Daria Romana Pop, a threat analyst at KELA, has shared the adhering to insights with Bleeping Computer on the standing of the info-stealers landscape:

“Specified the maximize in usage and exploitation of compromised accounts and details obtained by info stealers as a vector for preliminary accessibility to a target, KELA has recently noticed new variants getting marketed on cybercrime forums, as menace actors aim at increasing the malware abilities to better stay clear of detection and to advance the knowledge collection and exfiltration processes.”

“BlackGuard stealer released in early 2021. As cybercriminals are continuously screening the capabilities of these malicious resources, they do not shy away from demanding more high-quality and advancements. KELA came across various latest conversations in which users were being complaining about BlackGuard not staying in a position to correctly stay clear of detection. As in any business enterprise, the operators promised to provide an up-to-date version in no time.”

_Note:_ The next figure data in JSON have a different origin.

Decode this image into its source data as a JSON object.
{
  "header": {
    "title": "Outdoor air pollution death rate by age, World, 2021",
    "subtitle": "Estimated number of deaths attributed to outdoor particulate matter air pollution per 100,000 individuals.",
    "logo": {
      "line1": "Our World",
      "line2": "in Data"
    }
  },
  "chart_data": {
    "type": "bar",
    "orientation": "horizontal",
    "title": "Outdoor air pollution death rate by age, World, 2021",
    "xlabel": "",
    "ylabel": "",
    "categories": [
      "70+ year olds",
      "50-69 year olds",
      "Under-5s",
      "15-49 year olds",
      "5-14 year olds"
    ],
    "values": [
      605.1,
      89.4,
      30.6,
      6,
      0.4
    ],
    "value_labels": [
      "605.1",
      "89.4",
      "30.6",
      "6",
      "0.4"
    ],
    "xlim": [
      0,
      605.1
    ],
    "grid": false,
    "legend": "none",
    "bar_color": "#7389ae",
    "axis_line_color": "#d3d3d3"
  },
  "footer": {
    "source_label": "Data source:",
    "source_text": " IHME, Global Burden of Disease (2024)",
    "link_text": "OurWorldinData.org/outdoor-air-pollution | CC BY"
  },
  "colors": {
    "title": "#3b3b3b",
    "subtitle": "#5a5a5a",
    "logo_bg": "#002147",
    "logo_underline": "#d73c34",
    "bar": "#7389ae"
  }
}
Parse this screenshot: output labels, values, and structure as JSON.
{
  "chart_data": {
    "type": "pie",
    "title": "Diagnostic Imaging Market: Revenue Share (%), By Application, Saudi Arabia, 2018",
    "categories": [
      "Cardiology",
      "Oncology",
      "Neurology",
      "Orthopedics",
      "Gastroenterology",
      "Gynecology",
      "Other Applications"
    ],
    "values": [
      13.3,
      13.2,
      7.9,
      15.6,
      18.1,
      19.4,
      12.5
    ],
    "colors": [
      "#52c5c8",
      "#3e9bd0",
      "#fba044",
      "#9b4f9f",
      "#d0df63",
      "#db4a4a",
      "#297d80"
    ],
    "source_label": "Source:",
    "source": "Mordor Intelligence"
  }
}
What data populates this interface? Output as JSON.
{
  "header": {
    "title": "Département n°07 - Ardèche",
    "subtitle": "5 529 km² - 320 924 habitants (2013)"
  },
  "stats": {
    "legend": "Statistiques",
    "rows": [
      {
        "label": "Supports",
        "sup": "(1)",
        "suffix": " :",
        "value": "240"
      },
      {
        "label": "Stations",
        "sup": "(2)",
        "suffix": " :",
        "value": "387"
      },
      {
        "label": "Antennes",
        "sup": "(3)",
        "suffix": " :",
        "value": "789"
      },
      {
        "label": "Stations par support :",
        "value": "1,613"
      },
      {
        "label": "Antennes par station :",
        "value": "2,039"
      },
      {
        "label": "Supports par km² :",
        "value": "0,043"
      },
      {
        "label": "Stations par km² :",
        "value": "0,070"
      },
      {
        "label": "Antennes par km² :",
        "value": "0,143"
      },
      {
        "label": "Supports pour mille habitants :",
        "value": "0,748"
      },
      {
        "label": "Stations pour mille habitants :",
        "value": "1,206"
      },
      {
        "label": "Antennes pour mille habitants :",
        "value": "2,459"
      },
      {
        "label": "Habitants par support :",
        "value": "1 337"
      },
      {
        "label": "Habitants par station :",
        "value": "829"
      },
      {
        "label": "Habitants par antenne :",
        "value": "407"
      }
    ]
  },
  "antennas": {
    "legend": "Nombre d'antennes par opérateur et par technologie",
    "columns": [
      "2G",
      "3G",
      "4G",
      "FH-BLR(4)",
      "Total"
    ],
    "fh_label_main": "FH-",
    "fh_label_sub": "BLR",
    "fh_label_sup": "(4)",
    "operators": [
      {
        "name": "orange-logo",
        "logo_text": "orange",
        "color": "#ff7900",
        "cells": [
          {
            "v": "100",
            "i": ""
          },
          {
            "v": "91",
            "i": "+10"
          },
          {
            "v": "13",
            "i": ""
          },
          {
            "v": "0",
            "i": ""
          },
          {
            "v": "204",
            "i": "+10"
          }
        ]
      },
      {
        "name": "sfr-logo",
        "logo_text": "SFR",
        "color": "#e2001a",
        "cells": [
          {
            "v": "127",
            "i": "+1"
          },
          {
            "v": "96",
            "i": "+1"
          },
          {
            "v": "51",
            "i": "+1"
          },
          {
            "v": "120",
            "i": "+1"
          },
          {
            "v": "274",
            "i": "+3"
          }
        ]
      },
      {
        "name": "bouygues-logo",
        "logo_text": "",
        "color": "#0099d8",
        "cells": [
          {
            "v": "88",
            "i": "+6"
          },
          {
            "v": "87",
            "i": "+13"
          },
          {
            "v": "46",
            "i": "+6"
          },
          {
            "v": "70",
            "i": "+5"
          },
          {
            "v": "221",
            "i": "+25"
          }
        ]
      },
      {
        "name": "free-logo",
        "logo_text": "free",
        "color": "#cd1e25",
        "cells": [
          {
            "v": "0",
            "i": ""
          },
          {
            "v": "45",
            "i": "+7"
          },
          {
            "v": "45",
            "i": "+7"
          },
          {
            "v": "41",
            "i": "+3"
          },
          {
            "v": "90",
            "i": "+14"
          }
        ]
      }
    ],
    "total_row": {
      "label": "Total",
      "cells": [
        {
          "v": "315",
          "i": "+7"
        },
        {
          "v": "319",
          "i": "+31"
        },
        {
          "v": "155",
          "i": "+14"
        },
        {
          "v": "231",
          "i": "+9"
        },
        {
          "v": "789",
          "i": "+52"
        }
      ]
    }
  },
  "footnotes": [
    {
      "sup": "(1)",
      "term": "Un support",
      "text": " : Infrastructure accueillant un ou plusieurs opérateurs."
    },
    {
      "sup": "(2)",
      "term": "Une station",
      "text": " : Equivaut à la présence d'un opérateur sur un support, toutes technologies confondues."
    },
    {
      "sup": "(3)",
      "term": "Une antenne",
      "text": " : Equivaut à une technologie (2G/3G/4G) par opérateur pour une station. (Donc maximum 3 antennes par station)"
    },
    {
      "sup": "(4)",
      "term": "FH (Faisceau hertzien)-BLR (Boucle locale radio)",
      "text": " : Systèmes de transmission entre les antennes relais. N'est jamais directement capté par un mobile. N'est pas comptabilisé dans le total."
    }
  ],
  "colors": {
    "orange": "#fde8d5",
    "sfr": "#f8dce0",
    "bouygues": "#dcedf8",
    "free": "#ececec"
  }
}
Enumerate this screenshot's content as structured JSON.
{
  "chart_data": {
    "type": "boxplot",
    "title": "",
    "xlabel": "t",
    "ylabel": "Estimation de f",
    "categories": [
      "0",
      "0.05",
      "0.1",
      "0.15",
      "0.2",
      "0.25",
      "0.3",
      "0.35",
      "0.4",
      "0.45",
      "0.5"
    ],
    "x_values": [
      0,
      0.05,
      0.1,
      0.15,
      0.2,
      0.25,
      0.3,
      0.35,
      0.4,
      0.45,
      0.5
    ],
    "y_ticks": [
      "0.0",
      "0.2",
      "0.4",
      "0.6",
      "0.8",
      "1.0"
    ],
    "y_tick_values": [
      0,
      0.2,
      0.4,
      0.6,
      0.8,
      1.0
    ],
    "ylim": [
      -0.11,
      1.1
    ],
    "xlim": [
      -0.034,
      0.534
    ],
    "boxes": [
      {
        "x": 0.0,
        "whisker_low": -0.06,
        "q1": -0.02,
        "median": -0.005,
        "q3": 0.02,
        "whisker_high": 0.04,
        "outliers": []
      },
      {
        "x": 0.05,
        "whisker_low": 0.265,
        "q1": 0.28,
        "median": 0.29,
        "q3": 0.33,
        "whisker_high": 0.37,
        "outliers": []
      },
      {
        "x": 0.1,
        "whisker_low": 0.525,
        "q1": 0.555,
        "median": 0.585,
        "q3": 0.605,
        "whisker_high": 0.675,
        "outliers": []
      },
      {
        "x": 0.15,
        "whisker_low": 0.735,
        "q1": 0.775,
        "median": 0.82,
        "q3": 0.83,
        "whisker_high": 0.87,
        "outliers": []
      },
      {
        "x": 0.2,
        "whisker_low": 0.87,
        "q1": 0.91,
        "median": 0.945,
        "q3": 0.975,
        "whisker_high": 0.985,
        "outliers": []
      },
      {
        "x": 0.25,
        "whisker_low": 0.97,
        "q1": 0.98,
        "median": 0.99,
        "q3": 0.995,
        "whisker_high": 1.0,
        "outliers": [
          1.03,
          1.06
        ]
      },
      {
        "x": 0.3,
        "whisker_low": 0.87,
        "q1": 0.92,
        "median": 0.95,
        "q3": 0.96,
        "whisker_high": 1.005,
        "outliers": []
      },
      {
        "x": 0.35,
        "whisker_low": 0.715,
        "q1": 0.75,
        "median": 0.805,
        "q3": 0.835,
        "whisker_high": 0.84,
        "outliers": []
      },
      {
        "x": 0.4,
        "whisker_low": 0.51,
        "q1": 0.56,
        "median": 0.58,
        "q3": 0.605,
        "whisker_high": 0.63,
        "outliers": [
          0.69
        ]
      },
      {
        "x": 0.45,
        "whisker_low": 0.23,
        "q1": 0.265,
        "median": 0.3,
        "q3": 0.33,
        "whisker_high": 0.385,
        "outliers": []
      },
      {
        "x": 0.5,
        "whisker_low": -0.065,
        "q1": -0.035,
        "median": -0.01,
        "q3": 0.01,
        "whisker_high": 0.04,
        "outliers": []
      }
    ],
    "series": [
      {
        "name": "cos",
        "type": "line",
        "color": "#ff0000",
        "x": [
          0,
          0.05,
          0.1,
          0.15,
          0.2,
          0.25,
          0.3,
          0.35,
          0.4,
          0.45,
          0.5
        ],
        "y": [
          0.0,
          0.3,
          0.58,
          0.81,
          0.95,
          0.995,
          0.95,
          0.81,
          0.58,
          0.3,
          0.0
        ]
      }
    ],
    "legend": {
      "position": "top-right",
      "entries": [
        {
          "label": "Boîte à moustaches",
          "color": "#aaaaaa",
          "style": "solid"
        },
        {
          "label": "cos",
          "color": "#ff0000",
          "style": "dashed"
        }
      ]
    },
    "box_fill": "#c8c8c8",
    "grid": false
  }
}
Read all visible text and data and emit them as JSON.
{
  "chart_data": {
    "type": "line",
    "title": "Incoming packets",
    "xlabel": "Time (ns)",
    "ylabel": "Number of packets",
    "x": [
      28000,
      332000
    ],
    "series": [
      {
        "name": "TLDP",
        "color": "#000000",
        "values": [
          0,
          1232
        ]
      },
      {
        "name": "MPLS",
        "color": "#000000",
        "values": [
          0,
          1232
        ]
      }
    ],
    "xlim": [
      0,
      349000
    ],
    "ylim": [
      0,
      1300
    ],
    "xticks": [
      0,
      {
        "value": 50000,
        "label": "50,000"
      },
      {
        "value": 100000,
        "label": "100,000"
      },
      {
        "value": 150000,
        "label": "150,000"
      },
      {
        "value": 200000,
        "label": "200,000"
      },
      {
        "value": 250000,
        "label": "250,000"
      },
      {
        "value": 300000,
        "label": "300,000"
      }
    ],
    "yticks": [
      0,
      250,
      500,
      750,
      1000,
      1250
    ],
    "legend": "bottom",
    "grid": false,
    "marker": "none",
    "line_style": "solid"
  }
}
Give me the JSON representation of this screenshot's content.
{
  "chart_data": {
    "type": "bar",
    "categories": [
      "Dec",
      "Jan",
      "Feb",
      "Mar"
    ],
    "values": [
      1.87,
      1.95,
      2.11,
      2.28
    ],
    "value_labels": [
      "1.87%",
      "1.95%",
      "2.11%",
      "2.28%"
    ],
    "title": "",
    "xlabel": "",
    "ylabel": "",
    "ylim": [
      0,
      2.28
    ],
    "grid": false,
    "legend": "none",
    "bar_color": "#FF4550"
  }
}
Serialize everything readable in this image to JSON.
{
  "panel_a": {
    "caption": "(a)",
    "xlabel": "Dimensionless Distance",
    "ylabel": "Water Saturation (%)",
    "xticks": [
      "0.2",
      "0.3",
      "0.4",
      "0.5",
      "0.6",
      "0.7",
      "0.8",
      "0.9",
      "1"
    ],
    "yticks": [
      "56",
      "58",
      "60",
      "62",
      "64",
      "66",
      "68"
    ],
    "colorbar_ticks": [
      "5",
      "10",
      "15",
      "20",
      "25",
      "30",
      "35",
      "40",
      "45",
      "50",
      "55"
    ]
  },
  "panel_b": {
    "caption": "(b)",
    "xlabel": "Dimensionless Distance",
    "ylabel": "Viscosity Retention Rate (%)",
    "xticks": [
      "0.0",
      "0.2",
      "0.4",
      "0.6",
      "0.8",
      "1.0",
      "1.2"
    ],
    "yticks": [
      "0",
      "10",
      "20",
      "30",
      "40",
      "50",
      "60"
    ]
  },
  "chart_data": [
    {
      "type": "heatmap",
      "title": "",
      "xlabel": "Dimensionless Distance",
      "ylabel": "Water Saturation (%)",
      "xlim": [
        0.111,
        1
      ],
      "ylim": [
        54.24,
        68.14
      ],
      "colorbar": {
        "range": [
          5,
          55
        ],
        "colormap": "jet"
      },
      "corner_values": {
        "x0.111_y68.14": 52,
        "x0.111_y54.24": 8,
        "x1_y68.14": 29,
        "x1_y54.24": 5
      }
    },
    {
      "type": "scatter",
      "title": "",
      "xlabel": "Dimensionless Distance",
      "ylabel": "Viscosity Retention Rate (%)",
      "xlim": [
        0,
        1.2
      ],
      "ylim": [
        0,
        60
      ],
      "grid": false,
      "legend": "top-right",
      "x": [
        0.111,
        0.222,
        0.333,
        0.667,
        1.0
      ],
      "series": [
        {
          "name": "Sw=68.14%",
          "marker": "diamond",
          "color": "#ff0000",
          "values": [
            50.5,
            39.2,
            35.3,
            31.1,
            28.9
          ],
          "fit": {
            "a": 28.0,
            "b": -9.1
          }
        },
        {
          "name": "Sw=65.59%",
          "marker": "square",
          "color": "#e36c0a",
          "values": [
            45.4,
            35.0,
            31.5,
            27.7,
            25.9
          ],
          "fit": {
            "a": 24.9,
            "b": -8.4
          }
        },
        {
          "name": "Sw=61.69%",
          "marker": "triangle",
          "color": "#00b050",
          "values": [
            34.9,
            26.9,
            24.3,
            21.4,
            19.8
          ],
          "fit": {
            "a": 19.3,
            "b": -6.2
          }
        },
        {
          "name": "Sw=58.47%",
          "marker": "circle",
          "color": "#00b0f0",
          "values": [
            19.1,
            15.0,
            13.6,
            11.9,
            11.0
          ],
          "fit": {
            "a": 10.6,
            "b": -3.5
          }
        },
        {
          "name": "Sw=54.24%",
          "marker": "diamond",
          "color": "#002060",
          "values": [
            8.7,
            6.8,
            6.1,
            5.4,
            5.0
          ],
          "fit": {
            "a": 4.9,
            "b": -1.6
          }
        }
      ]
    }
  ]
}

Author of BlackGuard promising to improve anti-detection scheme
Writer of BlackGuard promising to enhance anti-detection plan (KELA)

“In a various state of affairs, KELA recognized META – a new details stealer extremely very similar in physical appearance to RedLine, whose collected data is remaining offered on the TwoEasy botnet market. The stealer was released at the beginning of March, now sold for USD125 for every thirty day period or USD1000 for endless use, and the operators assert that it is an enhanced model of RedLine.”

META info-stealer promoted on hacking forums
META details-stealer promoted on hacking discussion boards (KELA)

To defend by yourself from all of the circulating info-thieving malware, stay away from browsing shady sites and downloading files from untrustworthy or doubtful resources.

Last but not least, use two-aspect authentication, preserve your OS and applications up to day, and use powerful and special passwords for all your on the internet accounts.